Мифы и реалии пушкиноведения. Избранные работы - страница 28
Итак, приведенная нами строфа была признана пушкинской, что получило в советском пушкиноведении дальнейшее развитие. Уже трактовка самого стихотворения «Пророк» стала даваться сквозь призму этого сомнительного текста.
Так, в собрании сочинений 1969 года, изданном под редакцией Д. Д. Благого, находим: «П р о р о к. – Написано под впечатлением казни пяти и ссылки многих из декабристов на каторгу в Сибирь. В основу положен образ библейского пророка – проповедника правды и беспощадного обличителя грехов и беззаконий царской власти; некоторые мотивы были взяты Пушкиным из книги самого пламенного и вдохновенного из древнееврейских пророков, Исайи, погибшего мучительной смертью. Первоначальный конец (последняя строфа) стихотворения дошел до нас в нескольких, едва ли вполне точных и расходящихся в мелочах, но в основном совпадающих, записях:
Позднее (стихотворение было впервые опубликовано только в 1828 году) Пушкин отказался от этой концовки, заменив ее новым четверостишием…» 95 (курсив наш. – В. Е.).
О пушкинском «Пророке» ко времени выхода процитированного комментария уже было написано множество вдохновенных страниц, суммарный объем которых в тысячи раз превышает объем самого текста стихотворения. Для адекватного осмысления его глубочайшего содержания использовались высокие и сложные формулы.

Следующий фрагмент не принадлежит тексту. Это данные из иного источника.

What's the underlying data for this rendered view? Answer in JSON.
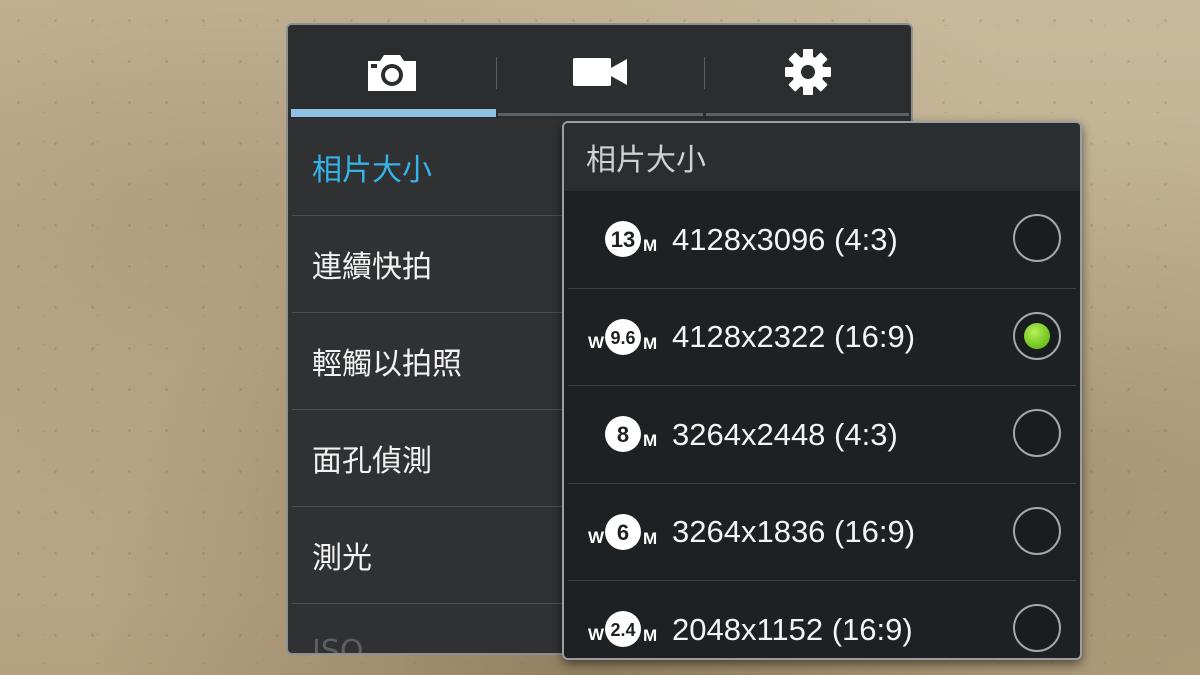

Так, Владимир Соловьев находил, что в «Пророке» «высшее значение поэзии и поэтического призвания взято как один идеально законченный образ, во всей целости, в совокупности всех своих моментов, не только прошедших и настоящих, но и будущих. Болезненный и мучительный процесс духовного перерождения проходит перед нами в мгновенных картинах и тут же завершается целиком. Но в действительности он ведь не завершен. Пусть поэт в самом деле ощутил себя пророком, пусть он в самом деле восходил на пустынную гору высшего вдохновения, где видел серафима и слышал голос Божий. Все это было, но полное его внутреннее перерождение – еще впереди…»96.

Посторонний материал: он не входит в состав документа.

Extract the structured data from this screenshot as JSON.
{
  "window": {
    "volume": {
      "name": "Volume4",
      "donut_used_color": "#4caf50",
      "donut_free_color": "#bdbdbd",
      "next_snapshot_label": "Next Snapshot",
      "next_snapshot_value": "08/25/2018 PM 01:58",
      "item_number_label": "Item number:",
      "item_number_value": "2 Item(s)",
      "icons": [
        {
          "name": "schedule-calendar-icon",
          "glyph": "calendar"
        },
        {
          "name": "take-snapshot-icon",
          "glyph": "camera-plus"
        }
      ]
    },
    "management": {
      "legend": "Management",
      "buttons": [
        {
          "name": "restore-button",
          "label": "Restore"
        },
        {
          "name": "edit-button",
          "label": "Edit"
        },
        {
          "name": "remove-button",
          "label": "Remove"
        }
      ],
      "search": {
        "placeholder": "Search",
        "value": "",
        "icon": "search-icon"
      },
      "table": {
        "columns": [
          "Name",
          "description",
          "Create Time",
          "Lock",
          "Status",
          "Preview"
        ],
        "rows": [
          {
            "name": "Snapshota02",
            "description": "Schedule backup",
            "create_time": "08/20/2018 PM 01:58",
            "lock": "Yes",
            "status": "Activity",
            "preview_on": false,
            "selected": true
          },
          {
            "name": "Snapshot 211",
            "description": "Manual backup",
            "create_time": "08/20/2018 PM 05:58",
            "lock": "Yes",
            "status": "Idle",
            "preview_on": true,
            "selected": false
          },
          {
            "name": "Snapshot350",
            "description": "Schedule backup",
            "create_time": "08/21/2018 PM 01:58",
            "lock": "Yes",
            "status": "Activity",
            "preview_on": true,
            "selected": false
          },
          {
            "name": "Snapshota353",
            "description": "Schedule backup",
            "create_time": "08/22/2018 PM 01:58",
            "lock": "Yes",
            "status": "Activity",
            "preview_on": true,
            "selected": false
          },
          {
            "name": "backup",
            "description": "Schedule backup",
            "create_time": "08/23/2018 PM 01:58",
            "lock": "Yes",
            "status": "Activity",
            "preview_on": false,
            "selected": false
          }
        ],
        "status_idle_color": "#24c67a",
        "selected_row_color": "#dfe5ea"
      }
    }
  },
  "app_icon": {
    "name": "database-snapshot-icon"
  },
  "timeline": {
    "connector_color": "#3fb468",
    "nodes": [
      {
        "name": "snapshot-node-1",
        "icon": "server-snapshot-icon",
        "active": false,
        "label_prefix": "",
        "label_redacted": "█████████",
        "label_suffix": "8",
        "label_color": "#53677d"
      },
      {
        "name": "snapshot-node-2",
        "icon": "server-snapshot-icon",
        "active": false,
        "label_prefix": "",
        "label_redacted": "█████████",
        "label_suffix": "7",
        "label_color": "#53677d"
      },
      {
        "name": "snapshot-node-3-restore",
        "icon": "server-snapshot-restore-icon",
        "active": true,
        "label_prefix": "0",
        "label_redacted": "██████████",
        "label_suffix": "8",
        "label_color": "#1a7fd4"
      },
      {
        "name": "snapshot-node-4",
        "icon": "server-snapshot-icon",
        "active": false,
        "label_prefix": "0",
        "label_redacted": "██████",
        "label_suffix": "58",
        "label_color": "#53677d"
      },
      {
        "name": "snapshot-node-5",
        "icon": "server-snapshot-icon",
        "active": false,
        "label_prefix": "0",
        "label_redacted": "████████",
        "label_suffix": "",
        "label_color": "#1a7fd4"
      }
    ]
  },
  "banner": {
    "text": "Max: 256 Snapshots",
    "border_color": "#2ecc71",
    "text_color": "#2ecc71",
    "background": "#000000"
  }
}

Вячеслав Иванов «в ослепительных, как молния», строках «Пророка» видел, как «сказалась с мощною силой призыва вся истомившая дух жажда целостного возрождения»97.
Семен Франк считал это гениальное стихотворение «бесспорно величайшим творением русской религиозной лирики, которое, по авторитетному свидетельству Мицкевича, выросло у Пушкина из основного его жизнепонимания, из веры в свое собственное религиозное призвание как поэта»98.
В представлении же корифея советской пушкинистики все выглядит совершенно ясно и просто: «Написано под впечатлением казни пяти и ссылки многих из декабристов на каторгу…» Это уже развитие идеи. Первый же и главный шаг, повторимся, был сделан при составлении академического собрания сочинений: приписываемый Пушкину текст был признан пушкинским.
В результате возникло явное противоречие в пушкинской оценке одного и того же поступка Николая I: в дневниковой записи 1834 года и в приведенных стихах факт казни декабристов оценивается с диаметрально противоположных позиций. Нам могут возразить, что за семь с лишним лет взгляды Пушкина могли измениться, и таких случаев, когда его оценки тех или иных событий или исторических лиц менялись во времени, в его творческом наследии немало. Но, во-первых, речь здесь идет не об изменении взглядов, а о полной их смене на противоположные: обвинительная оценка конкретного исторического поступка императора сменилась на оправдательную. А во-вторых, взгляды Пушкина не претерпевали за это время существенных изменений: и в 1826 году его оценка происходящих событий, как мы это постараемся показать дальше, кардинально отличалась от той, что заявлена в крамольном четверостишии. Если же предположить, что подобные стихи могли вылиться из-под его пера под влиянием момента, импульсивно, то мы, несомненно, имели бы куда более совершенный эстетически, куда более пушкинский текст, нежели тот, что нам предлагают.